In 2021, 902 Palestinian structures were either demolished or seized by Israel over claims that they did not have building permits. Such accusations are used by the apartheid state in forcibly dispossessing Palestinians, including families in the Sheikh Jarrah neighbourhood.
The neighbourhood is home to 28 Palestinian families who have lived there since 1956. The people living in Sheikh Jarrah were part of a bigger population of 750,000 Palestinians who were forcibly expelled by Israeli militias in 1948.
The Sheikh Jarrah homes were built in accordance with the UN refugee agency and Jordan. Settler organisations later filed a lawsuit in 1972 alleging that the land on which Sheikh Jarrah belongs to them.
“The Nakba is ongoing. Wherever I call home will never truly be my home; I do not belong, no matter how seamlessly I may assimilate. I am Palestinian, born of the land. In exile, I am doing my part with the international community, advocating for my return to a liberated Palestine,” said Albast.
Collectively, the three Palestinians see poetry as a way back to a liberated Palestine and a liberated world.
“For many of us living in the Diaspora, we resist by all means afforded to us, whether that’s grassroots organising […] or immersing ourselves in art and poetry,” said Abuasi.

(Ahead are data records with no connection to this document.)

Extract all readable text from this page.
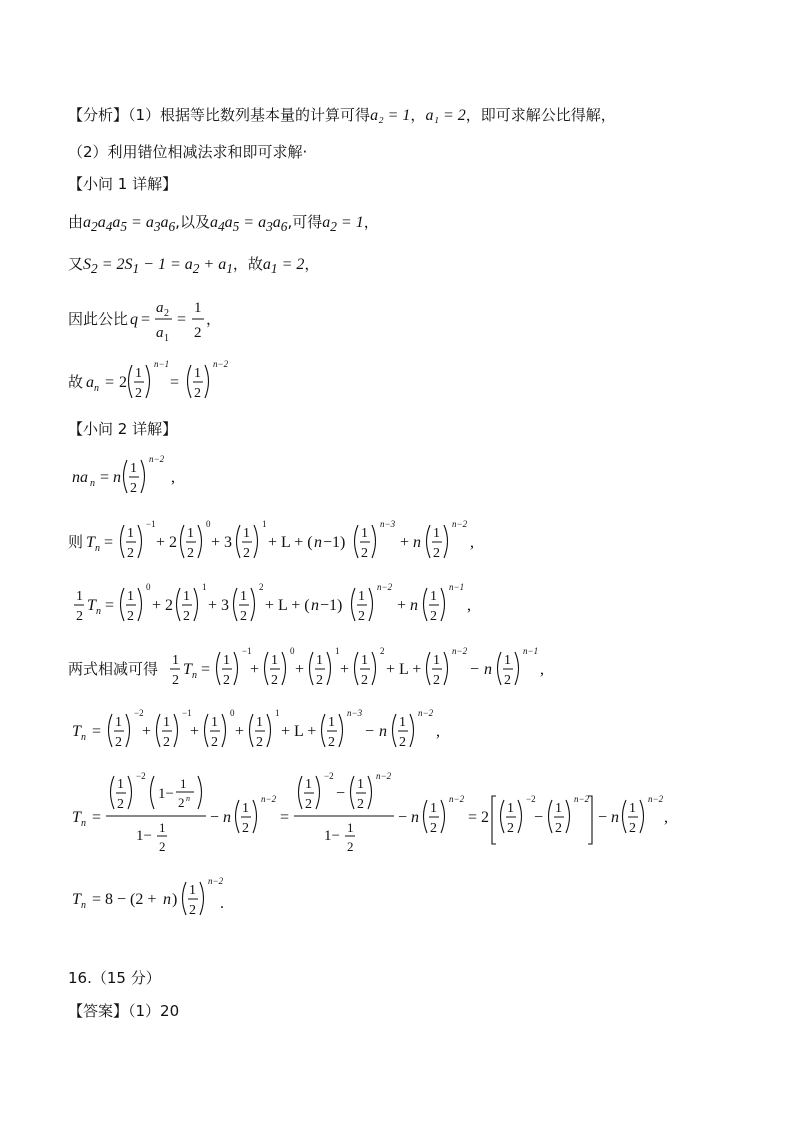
【分析】（1）根据等比数列基本量的计算可得a₂ = 1，a₁ = 2，即可求解公比得解，
（2）利用错位相减法求和即可求解·
【小问 1 详解】
由$a_2a_4a_5 = a_3a_6$,以及$a_4a_5 = a_3a_6$,可得$a_2 = 1$，
又$S_2 = 2S_1 - 1 = a_2 + a_1$，故$a_1 = 2$，
因此公比 q =
a 2
a 1
=
1
2
，
故 a n = 2
1
2
n−1
=
1
2
n−2
【小问 2 详解】
na n = n
1
2
n−2
,
则 T n =
1
2
−1
+ 2
1
2
0
+ 3
1
2
1
+ L + ( n −1)
1
2
n−3
+ n
1
2
n−2
,
1
2
T n =
1
2
0
+ 2
1
2
1
+ 3
1
2
2
+ L + ( n −1)
1
2
n−2
+ n
1
2
n−1
,
两式相减可得 1
2
T n =
1
2
−1
+
1
2
0
+
1
2
1
+
1
2
2
+ L +
1
2
n−2
− n
1
2
n−1
,
T n =
1
2
−2
+
1
2
−1
+
1
2
0
+
1
2
1
+ L +
1
2
n−3
− n
1
2
n−2
,
T n =
1
2
−2
1−
1
2 n
1−
1
2
− n
1
2
n−2
=
1
2
−2
−
1
2
n−2
1−
1
2
− n
1
2
n−2
= 2
1
2
−2
−
1
2
n−2
− n
1
2
n−2
,
T n = 8 − (2 + n )
1
2
n−2
.
16.（15 分）
【答案】（1）20
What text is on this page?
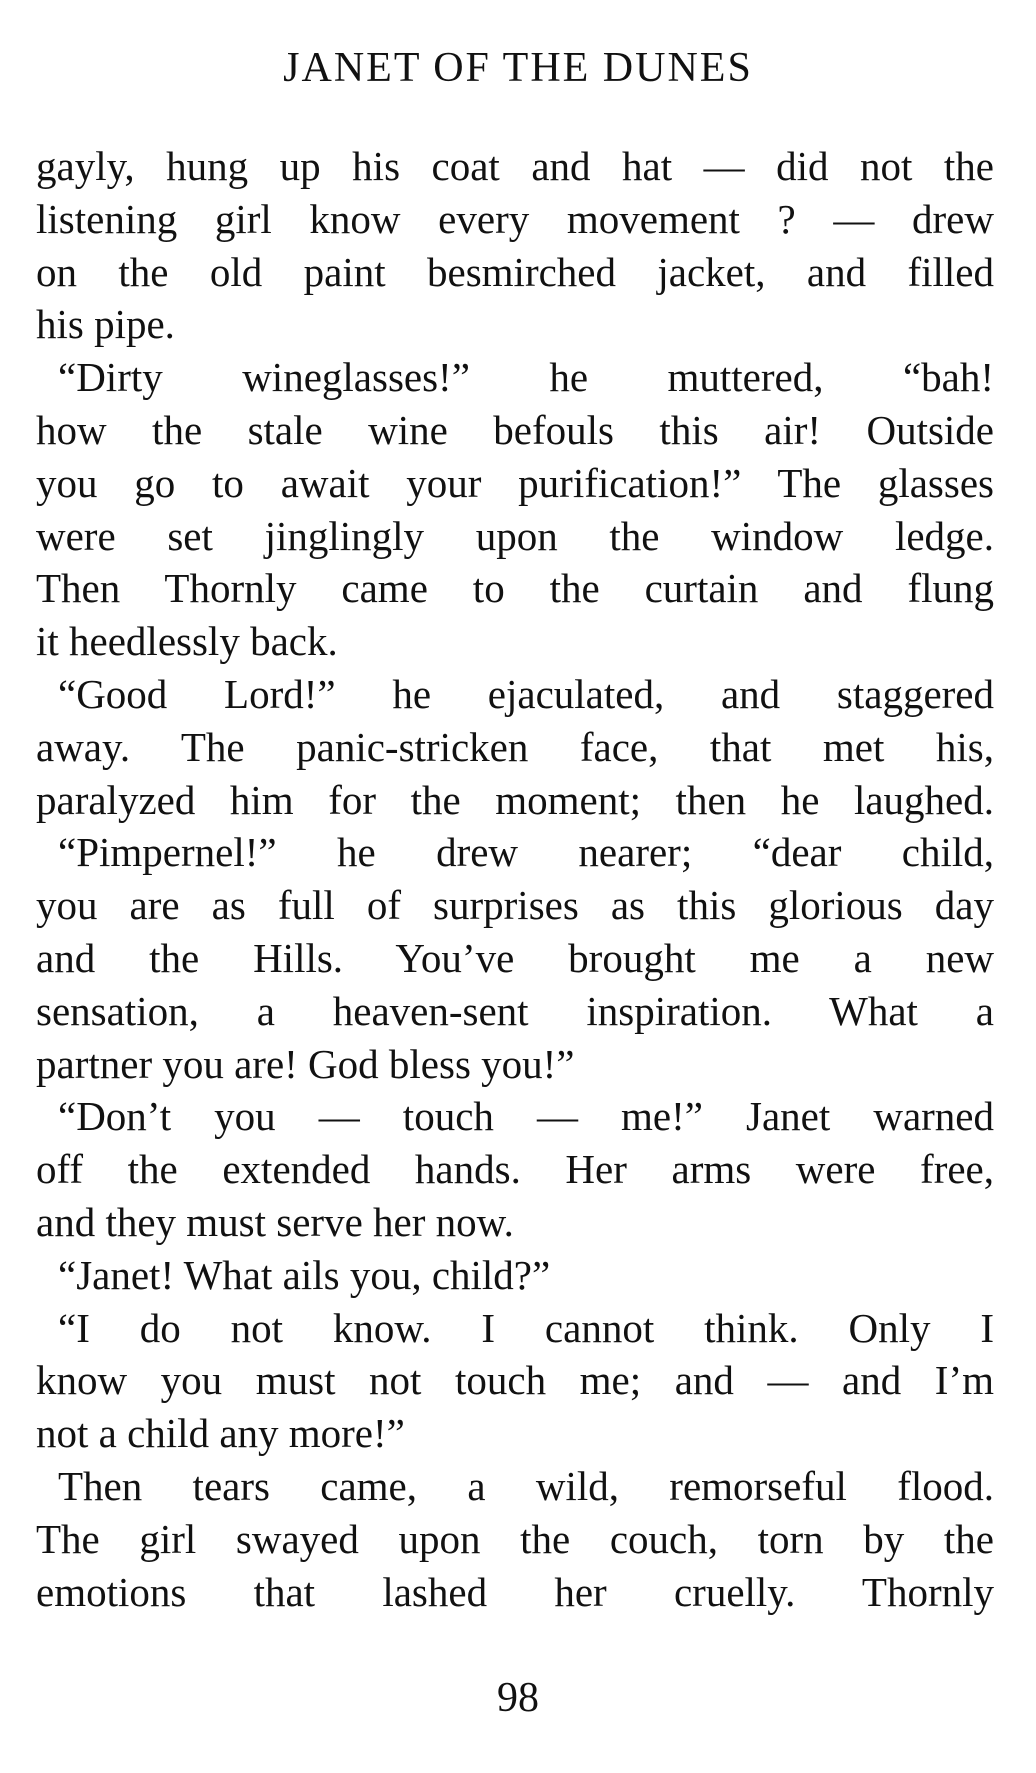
JANET OF THE DUNES
gayly, hung up his coat and hat — did not the
listening girl know every movement ? — drew
on the old paint besmirched jacket, and filled
his pipe.
“Dirty wineglasses!” he muttered, “bah!
how the stale wine befouls this air! Outside
you go to await your purification!” The glasses
were set jinglingly upon the window ledge.
Then Thornly came to the curtain and flung
it heedlessly back.
“Good Lord!” he ejaculated, and staggered
away. The panic-stricken face, that met his,
paralyzed him for the moment; then he laughed.
“Pimpernel!” he drew nearer; “dear child,
you are as full of surprises as this glorious day
and the Hills. You’ve brought me a new
sensation, a heaven-sent inspiration. What a
partner you are! God bless you!”
“Don’t you — touch — me!” Janet warned
off the extended hands. Her arms were free,
and they must serve her now.
“Janet! What ails you, child?”
“I do not know. I cannot think. Only I
know you must not touch me; and — and I’m
not a child any more!”
Then tears came, a wild, remorseful flood.
The girl swayed upon the couch, torn by the
emotions that lashed her cruelly. Thornly
98
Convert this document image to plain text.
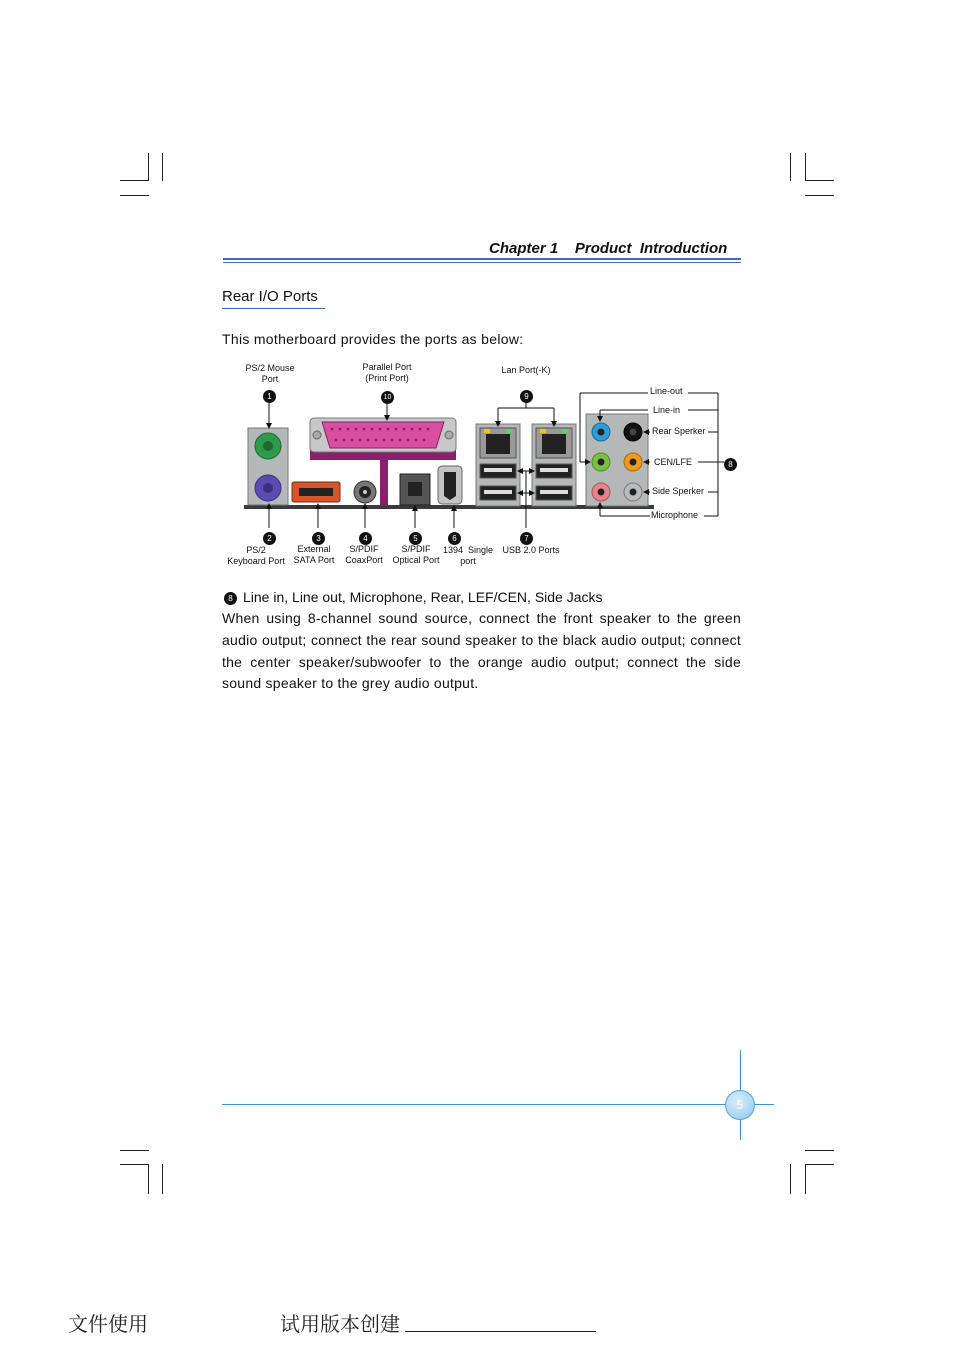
Chapter 1    Product  Introduction
Rear I/O Ports
This motherboard provides the ports as below:
1	10	9
2	3	4	5	6	7
8
PS/2 Mouse
Port
Parallel Port
(Print Port)
Lan Port(-K)
PS/2
Keyboard Port
External
SATA Port
S/PDIF
CoaxPort
S/PDIF
Optical Port
1394  Single
port
USB 2.0 Ports
Line-out
Line-in
Rear Sperker
CEN/LFE
Side Sperker
Microphone
8 Line in, Line out, Microphone, Rear, LEF/CEN, Side Jacks
When using 8-channel sound source, connect the front speaker to the green audio output; connect the rear sound speaker to the black audio output; connect the center speaker/subwoofer to the orange audio output; connect the side sound speaker to the grey audio output.
5
文件使用	试用版本创建
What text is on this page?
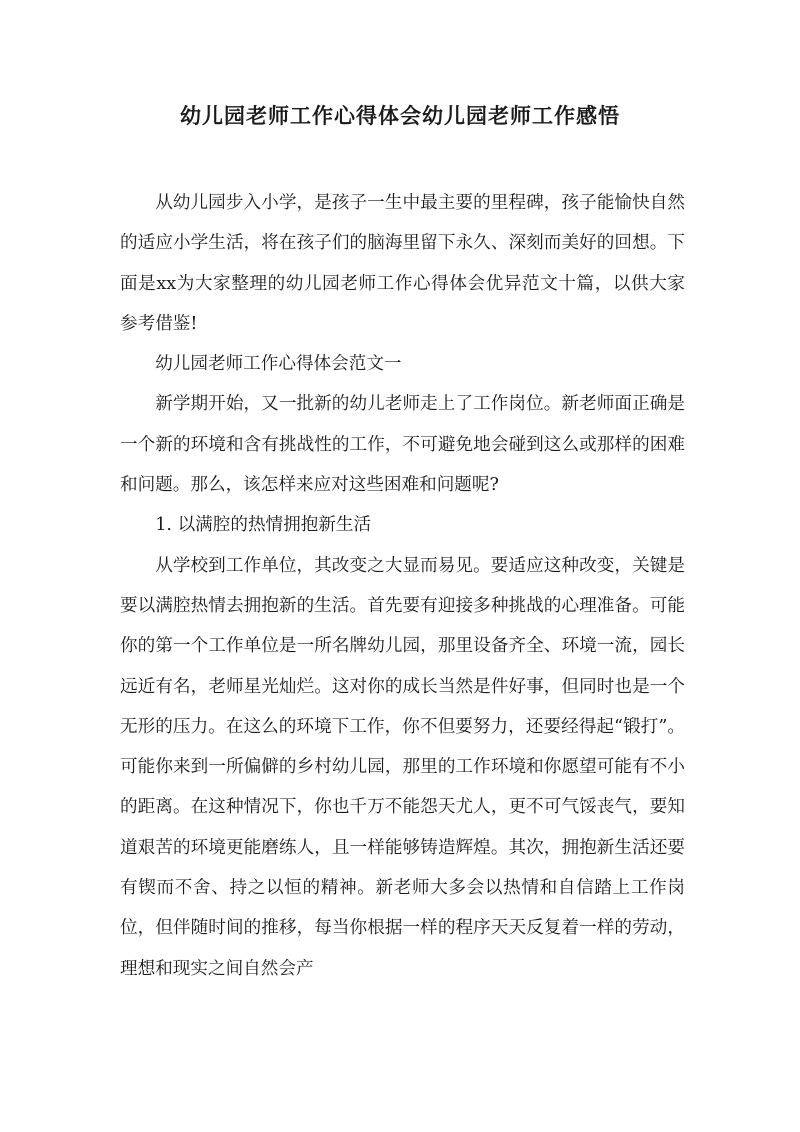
幼儿园老师工作心得体会幼儿园老师工作感悟

从幼儿园步入小学，是孩子一生中最主要的里程碑，孩子能愉快自然的适应小学生活，将在孩子们的脑海里留下永久、深刻而美好的回想。下面是xx为大家整理的幼儿园老师工作心得体会优异范文十篇，以供大家参考借鉴!

幼儿园老师工作心得体会范文一

新学期开始，又一批新的幼儿老师走上了工作岗位。新老师面正确是一个新的环境和含有挑战性的工作，不可避免地会碰到这么或那样的困难和问题。那么，该怎样来应对这些困难和问题呢?

1. 以满腔的热情拥抱新生活

从学校到工作单位，其改变之大显而易见。要适应这种改变，关键是要以满腔热情去拥抱新的生活。首先要有迎接多种挑战的心理准备。可能你的第一个工作单位是一所名牌幼儿园，那里设备齐全、环境一流，园长远近有名，老师星光灿烂。这对你的成长当然是件好事，但同时也是一个无形的压力。在这么的环境下工作，你不但要努力，还要经得起“锻打”。可能你来到一所偏僻的乡村幼儿园，那里的工作环境和你愿望可能有不小的距离。在这种情况下，你也千万不能怨天尤人，更不可气馁丧气，要知道艰苦的环境更能磨练人，且一样能够铸造辉煌。其次，拥抱新生活还要有锲而不舍、持之以恒的精神。新老师大多会以热情和自信踏上工作岗位，但伴随时间的推移，每当你根据一样的程序天天反复着一样的劳动，理想和现实之间自然会产
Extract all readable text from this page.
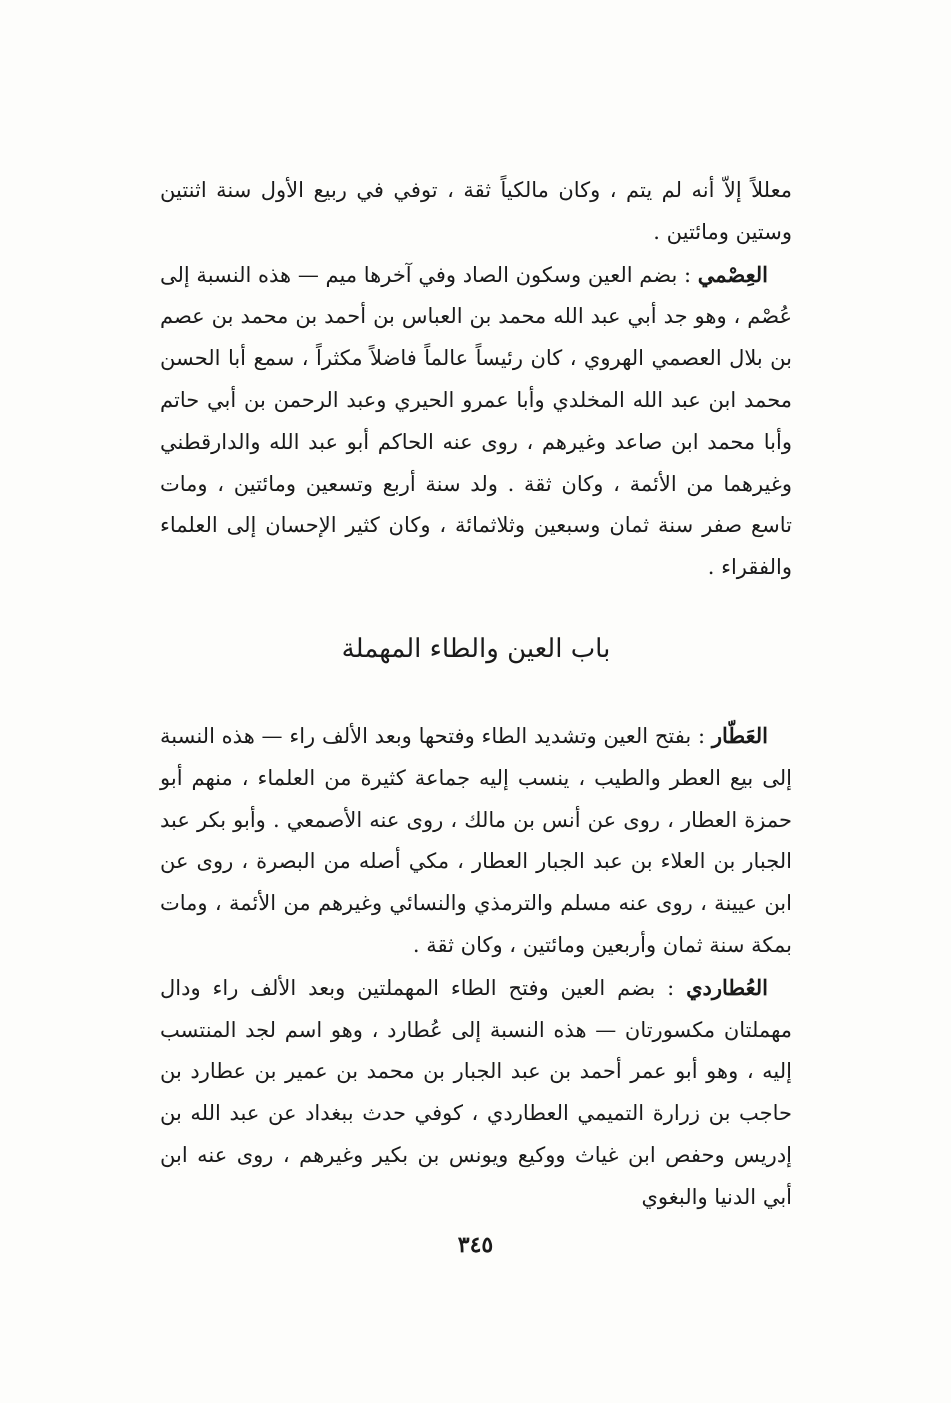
معللاً إلاّ أنه لم يتم ، وكان مالكياً ثقة ، توفي في ربيع الأول سنة اثنتين وستين ومائتين .

العِصْمي : بضم العين وسكون الصاد وفي آخرها ميم — هذه النسبة إلى عُصْم ، وهو جد أبي عبد الله محمد بن العباس بن أحمد بن محمد بن عصم بن بلال العصمي الهروي ، كان رئيساً عالماً فاضلاً مكثراً ، سمع أبا الحسن محمد ابن عبد الله المخلدي وأبا عمرو الحيري وعبد الرحمن بن أبي حاتم وأبا محمد ابن صاعد وغيرهم ، روى عنه الحاكم أبو عبد الله والدارقطني وغيرهما من الأئمة ، وكان ثقة . ولد سنة أربع وتسعين ومائتين ، ومات تاسع صفر سنة ثمان وسبعين وثلاثمائة ، وكان كثير الإحسان إلى العلماء والفقراء .

باب العين والطاء المهملة

العَطّار : بفتح العين وتشديد الطاء وفتحها وبعد الألف راء — هذه النسبة إلى بيع العطر والطيب ، ينسب إليه جماعة كثيرة من العلماء ، منهم أبو حمزة العطار ، روى عن أنس بن مالك ، روى عنه الأصمعي . وأبو بكر عبد الجبار بن العلاء بن عبد الجبار العطار ، مكي أصله من البصرة ، روى عن ابن عيينة ، روى عنه مسلم والترمذي والنسائي وغيرهم من الأئمة ، ومات بمكة سنة ثمان وأربعين ومائتين ، وكان ثقة .

العُطاردي : بضم العين وفتح الطاء المهملتين وبعد الألف راء ودال مهملتان مكسورتان — هذه النسبة إلى عُطارد ، وهو اسم لجد المنتسب إليه ، وهو أبو عمر أحمد بن عبد الجبار بن محمد بن عمير بن عطارد بن حاجب بن زرارة التميمي العطاردي ، كوفي حدث ببغداد عن عبد الله بن إدريس وحفص ابن غياث ووكيع ويونس بن بكير وغيرهم ، روى عنه ابن أبي الدنيا والبغوي

٣٤٥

“For many of us, we take on Fawaz Turki’s beautiful words “I want to return, therefore I am.” We will return. Soon. To a liberated Palestine, from the river to the sea,” she noted.
Despite the decades of ethnic cleansing, Palestine does continue to create more poets and writers, including Mohammed El Kurd and Hala Alyan—both which Luthun himself enjoys reading.
“Even if the poetry itself is not changing minds, in changing opinions, in changing hearts, at the very least poetry is holding us [together]. It is keeping us steadfast,” said Luthun, explaining that to exist as a Palestinian is to resist.
“The fact that we exist in the face of all the things that seek to undo us is extremely powerful and then with that existence we choose not just to survive, but to thrive. We choose to push [the] truth to create literature,” he said.